Here is one of them: Making programmers more productive
It is 2005, and I love what this guy finally says. “The sheen of Java has worn off”.
Kudos for finally saying it.
Now I direct this to the vocal programming community at large:
Why does it take people so damn long to figure out these huge mistakes?
I think there is this hubris or pride in the programmer community. If you aren’t doing something really complicated like that other guy, then you aren’t smart. They say to themselves, “I’d better show that I know this stuff in order to be the uber geek! Damn the long hours and hair pulling. I love long compiles!”
Here is a tip: change the word complicated to productive and see if you don’t get on the right track.
Now to be fair, that isn’t the only reason. People are risk averse and usually blind to the differences between C and Java and XYZ. They will pick what everybody agrees on. Unfortunately, this system called ‘the bandwagon’ fails a lot.
Another fair point, ‘what about very weird technologies, Dru?’. Good point. There is the risk of lock-in on a language or system that may not make it. Would you want a system written in a dialect of Forth or Haskell?
Ok, but still. If you expose yourself to lots of technologies and you are a CS grad, you should know how to balance this and choose the correct technology. C’mon – when you see a ton of sites being built faster in PHP by non CS people … much faster than you can even design anything in Java… it is time to take a look.
Side note: the guy who wrote that article worked at Excite@Home. First, that company failed. Second, I worked with a Sr. guy from Excite at Danger (I think he is a founder at Oodle, from what I hear) who took the CEO’s position that you couldn’t run a service on Linux and PCs and insisted on Solaris and Oracle on Sparc. This was in 2000 and there were obvious examples to my point like Google and eGroups. Nice guy, but way behind the curve. After they spent a ton, I think they finally got it, but I was gone before that. It is important to record that Danger slipped over 1 year from their target ship date and had serious quality issues on launch. I am glad I didn’t attend those board meetings.

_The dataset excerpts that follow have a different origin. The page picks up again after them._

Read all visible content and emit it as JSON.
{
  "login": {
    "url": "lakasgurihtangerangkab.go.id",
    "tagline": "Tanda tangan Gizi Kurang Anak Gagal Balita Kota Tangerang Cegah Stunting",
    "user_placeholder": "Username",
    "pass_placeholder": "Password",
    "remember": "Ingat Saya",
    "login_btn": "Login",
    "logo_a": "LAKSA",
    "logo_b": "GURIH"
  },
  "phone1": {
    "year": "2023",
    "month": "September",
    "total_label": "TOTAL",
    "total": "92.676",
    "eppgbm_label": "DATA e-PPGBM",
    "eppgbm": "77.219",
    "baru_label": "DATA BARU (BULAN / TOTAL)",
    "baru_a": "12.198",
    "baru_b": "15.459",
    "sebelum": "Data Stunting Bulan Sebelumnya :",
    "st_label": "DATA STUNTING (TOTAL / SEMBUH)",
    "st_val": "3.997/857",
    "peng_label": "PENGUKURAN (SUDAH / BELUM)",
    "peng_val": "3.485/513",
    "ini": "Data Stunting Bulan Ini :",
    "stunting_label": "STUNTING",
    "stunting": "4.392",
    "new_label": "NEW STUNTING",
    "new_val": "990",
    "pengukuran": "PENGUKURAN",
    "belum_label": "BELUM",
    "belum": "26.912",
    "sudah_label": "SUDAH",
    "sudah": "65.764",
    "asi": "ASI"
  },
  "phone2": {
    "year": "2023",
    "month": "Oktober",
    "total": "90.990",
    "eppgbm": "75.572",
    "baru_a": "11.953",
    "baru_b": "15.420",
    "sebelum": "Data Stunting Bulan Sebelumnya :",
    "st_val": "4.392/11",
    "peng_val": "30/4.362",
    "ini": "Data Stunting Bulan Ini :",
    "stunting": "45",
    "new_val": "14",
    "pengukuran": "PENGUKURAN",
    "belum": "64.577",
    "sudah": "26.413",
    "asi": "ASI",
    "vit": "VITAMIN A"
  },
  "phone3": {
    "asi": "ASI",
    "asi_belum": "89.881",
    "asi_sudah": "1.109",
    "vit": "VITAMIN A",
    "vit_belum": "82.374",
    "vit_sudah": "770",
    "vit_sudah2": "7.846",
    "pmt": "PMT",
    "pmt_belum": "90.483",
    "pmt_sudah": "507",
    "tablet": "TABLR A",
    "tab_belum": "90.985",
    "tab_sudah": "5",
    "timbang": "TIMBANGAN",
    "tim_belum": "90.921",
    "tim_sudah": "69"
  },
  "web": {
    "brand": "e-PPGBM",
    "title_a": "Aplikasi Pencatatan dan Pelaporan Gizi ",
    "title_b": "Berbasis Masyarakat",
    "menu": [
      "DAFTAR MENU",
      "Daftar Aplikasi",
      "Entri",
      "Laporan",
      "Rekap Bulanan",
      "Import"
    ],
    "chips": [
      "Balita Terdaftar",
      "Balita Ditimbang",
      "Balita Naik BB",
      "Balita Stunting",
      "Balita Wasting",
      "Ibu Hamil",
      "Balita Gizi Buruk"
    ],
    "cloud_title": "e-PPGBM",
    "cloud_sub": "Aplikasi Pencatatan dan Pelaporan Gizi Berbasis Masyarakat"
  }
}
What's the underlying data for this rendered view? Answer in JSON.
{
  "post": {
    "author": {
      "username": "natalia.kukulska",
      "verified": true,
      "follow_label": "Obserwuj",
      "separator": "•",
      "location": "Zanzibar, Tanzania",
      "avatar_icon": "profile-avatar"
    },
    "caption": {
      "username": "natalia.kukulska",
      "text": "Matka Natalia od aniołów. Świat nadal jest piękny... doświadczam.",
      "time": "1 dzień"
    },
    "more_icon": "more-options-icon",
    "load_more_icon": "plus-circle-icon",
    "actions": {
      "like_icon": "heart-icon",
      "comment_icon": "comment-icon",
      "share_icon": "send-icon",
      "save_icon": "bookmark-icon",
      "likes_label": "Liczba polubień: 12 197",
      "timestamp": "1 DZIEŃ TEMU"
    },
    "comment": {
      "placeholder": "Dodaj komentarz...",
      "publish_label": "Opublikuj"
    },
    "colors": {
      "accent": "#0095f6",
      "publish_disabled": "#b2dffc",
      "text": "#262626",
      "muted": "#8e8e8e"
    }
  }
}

Side note 2: At Danger, they also insisted on doing things in C/C++. I tried to get people into Python. Last I heard, they actually started going in that direction.
‘Ok, Dru, why the angry man voice?’
When you can see a clear path, and everybody takes the harder one… it can get a little frustrating and disheartening… right?

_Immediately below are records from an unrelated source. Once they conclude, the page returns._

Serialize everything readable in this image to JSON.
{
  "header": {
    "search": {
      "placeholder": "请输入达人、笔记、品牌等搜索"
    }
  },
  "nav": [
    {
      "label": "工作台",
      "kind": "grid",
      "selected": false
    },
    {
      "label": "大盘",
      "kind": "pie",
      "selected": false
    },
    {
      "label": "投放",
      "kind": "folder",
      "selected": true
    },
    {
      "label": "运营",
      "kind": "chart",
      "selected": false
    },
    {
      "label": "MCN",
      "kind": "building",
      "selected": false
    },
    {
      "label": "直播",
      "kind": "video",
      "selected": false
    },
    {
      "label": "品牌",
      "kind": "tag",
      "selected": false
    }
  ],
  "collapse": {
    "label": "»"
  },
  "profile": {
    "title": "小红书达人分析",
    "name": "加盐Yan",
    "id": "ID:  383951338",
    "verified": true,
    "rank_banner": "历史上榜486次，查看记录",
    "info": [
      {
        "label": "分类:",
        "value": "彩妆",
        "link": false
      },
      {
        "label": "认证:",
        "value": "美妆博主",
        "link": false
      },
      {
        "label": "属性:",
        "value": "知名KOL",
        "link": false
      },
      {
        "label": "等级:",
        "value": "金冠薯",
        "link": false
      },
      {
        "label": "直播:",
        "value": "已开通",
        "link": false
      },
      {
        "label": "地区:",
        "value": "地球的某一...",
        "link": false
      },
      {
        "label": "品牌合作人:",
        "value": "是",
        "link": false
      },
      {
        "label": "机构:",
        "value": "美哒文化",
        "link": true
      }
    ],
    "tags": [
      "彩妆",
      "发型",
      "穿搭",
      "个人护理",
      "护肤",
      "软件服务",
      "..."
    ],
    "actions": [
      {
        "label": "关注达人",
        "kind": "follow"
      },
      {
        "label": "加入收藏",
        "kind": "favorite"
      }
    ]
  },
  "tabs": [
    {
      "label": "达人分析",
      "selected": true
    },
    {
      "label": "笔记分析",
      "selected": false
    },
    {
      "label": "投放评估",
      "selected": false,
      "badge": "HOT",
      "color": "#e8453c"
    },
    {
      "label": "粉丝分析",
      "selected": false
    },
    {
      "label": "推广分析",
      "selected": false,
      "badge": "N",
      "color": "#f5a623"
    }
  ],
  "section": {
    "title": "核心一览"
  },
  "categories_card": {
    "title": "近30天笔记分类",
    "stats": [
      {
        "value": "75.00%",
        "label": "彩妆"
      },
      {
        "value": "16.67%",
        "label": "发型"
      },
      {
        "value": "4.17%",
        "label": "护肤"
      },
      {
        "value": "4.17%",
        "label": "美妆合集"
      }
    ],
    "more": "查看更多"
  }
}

Yeah, it’s definitely frustrating to be ahead of the curve on these things. But it’s also heartening to see people moving in the right direction with Rails and other types of technologies.
One of the major things to learn from the Java disaster is to put company white papers in perspective. Sun was vicious in it’s attack of Perl in the early days of Java on the server. Slamming Perl left and right with gutless and baseless attacks, when Perl was completely defenseless. Perl had no multi-million dollar marketing group defending it. So we all need to look at these companies and their PR groups in the light of technical reality and not their PR spin.